Al in de jaren '60 van de negentiende eeuw hadden verschillende activisten geprobeerd het Pruisische artikel af te laten schaffen. In het Keizerrijk kwam een meer georganiseerde oppositie tot stand in 1897, toen een groep vooraanstaande wetenschappers het Wetenschappelijk-Humanitair Comité oprichtte, die probeerde paragraaf 175 ongeldig te laten verklaren gebaseerd op de theorie van de aangeboren aard van homoseksualiteit. Een door het comité georganiseerde petitie in 1897 kreeg 6000 handtekeningen; een jaar later bracht de voorzitter van de SPD, August Bebel, het voorstel voor de Rijksdag, maar de petitie werd verworpen. In 1908 werd zelfs voorgesteld de paragraaf uit te breiden om ook lesbische affaires te verbieden:

Het gevaar bestaat voor zowel het gezinsleven als de jeugd. Het feit dat er de laatste tijd meer van zulke zaken voorkomen is betrouwbaar bewezen. Het is daarom voor de moraliteit en ook het algemene welzijn van belang dat de paragraaf wordt uitgebreid naar vrouwen.[1]

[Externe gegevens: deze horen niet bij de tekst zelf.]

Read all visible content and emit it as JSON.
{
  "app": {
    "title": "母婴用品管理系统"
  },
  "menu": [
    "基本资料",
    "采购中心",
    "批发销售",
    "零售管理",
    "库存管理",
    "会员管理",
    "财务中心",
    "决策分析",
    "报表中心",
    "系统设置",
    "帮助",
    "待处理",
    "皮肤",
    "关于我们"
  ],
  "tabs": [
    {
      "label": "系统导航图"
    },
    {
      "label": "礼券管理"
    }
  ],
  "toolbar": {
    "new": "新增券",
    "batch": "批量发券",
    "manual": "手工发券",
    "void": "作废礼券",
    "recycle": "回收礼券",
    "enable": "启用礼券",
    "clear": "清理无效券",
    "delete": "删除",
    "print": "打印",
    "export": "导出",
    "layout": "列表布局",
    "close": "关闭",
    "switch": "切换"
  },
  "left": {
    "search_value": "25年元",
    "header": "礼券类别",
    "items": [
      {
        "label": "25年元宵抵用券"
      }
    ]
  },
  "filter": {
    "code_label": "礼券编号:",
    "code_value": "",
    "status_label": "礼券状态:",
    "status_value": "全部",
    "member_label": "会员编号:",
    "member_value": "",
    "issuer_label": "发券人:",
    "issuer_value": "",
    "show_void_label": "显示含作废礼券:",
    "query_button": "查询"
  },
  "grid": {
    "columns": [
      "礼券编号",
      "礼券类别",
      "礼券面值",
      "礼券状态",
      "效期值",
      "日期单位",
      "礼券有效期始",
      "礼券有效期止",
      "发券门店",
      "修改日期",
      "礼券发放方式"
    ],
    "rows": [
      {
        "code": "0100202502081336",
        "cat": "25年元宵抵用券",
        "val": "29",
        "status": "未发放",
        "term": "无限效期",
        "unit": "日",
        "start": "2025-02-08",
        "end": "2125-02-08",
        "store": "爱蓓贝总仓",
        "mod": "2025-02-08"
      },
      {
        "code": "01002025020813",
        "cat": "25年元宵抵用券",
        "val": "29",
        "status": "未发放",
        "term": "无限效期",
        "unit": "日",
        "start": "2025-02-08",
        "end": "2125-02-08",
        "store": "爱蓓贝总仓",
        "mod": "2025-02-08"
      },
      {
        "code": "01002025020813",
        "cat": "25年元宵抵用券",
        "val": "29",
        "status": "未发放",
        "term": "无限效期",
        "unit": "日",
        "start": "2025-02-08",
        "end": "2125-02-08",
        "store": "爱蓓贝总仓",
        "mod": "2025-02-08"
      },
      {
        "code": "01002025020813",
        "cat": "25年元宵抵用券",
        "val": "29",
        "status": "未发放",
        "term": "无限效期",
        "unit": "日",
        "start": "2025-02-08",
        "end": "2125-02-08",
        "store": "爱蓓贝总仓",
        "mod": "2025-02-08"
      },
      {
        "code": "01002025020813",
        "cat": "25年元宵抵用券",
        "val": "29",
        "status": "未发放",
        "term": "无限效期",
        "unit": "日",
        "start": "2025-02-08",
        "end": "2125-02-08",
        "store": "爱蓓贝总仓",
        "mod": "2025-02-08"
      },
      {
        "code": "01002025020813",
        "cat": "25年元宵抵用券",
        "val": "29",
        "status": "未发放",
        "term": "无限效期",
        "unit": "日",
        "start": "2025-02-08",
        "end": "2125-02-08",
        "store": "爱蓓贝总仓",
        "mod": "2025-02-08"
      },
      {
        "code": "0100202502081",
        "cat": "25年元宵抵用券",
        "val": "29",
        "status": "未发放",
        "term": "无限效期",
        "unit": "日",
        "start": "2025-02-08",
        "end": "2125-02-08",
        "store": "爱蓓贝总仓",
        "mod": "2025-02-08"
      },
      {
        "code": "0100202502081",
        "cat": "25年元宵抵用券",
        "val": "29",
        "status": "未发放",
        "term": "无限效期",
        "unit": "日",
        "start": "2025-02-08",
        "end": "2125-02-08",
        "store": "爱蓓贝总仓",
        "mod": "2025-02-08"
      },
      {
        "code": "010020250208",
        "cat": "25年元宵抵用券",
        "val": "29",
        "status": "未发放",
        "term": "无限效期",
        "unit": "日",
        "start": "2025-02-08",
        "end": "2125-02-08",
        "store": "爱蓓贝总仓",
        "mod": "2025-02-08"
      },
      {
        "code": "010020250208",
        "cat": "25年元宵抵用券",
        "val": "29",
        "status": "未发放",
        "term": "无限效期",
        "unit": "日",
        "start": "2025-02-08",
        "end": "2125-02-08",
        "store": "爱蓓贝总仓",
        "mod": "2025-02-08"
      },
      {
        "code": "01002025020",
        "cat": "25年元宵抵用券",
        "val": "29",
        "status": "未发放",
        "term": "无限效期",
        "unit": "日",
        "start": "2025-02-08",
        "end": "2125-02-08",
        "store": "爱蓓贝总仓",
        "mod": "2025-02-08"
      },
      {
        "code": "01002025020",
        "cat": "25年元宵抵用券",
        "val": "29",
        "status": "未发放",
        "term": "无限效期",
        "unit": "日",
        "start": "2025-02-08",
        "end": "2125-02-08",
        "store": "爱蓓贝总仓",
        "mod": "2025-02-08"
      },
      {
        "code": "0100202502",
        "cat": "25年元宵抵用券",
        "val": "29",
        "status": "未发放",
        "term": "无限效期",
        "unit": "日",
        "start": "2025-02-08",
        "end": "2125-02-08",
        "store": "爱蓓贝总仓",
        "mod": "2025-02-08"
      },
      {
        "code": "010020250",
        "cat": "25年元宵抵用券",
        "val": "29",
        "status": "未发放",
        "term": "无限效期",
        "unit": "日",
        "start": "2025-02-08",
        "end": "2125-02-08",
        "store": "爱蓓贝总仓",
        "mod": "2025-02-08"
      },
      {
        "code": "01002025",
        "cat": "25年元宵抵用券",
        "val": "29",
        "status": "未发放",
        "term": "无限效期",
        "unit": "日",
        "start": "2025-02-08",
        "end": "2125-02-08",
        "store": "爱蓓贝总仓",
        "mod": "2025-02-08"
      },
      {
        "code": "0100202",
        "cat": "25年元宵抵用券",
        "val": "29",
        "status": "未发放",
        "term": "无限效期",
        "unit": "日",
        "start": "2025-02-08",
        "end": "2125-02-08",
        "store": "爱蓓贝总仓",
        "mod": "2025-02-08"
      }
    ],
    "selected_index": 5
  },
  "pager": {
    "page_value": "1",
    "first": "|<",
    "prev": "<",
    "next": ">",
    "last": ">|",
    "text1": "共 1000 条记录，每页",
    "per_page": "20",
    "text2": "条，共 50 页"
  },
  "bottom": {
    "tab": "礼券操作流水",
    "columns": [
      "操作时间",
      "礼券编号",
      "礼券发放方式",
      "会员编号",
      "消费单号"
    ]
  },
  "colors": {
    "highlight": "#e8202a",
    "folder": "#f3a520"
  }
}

Door langzame vorderingen in het herschrijven van het artikel kon de Rijksdag niet eerder dan 1917 over de wetswijziging stemmen. De Eerste Wereldoorlog en het daaropvolgende verlies van Duitsland leidden ertoe dat het amendement niet werd ingevoerd.

De Weimarrepubliek

Na de Vrede van Versailles werd het Duitse rijk omgevormd tot de Weimarrepubliek. Tussen 1919 en 1929 werd vanuit de linkse partijen campagne gevoerd om paragraaf 175 af te schaffen, maar hun pogingen waren onsuccesvol omdat zij een minderheid in het parlement vormden. Een centrumrechtse coalitie probeerde in 1925 om de straffen voor overtredingen van het artikel te verzwaren, en om tegelijkertijd een apart wetsartikel in te voeren in het strafrecht door mannelijke prostitutie en seks met mannen jonger dan 21 jaar te classificeren als misdrijf. De wijziging van paragraaf 296 (zoals paragraaf 175 toen inmiddels heette) werd door de communistische en liberale partijen geblokkeerd in de Rijksdag; het nieuwe artikel werd wel ingevoerd, maar in 1930 alsnog herroepen door een interparlementaire commissie bestaande uit Duitse en Oostenrijkse politici. Daarna werd noch door links noch door rechts meer actie ondernomen met betrekking tot het artikel, omdat de opkomst van de nationaalsocialisten in de politiek geleidelijk het hele democratische stelsel platlegde.

Het nazi-tijdperk

Veroordelingen onder de paragrafen 175, 175a en 175b (1933–1941)
Jaar    Volwassenen    Minderjarigen
1933  853 104
1934  948 121
1935 2106 257
1936 5320 481
1937 8271 973
1938 8562 974
1939 8274 689
1940 3773 427
1941 3739 687

In 1933 was Adolf Hitler met zijn nationaalsocialistische partij gekozen als leden van de Rijksdag. Paragraaf 175 werd in 1935 gewijzigd zodat de maximale gevangenisstraf die op overtreding ervan stond verhoogd werd van zes maanden tot vijf jaar. Ook werd de specificatie "tegennatuurlijk" ("widernatürlich") verwijderd, waardoor de sinds 1794 bestaande interpretatie dat het artikel alleen betrekking had op anale seks uitgebreid werd naar vrijwel iedere handeling die als homoseksueel gezien kon worden. Door deze wijziging werd het nu een misdrijf om een handeling te begaan als die een algemeen gevoel van schaamte opriep of wanneer men bewezen achtte dat het doel van de handeling was om een van de twee mannen of een derde persoon seksueel op te winden.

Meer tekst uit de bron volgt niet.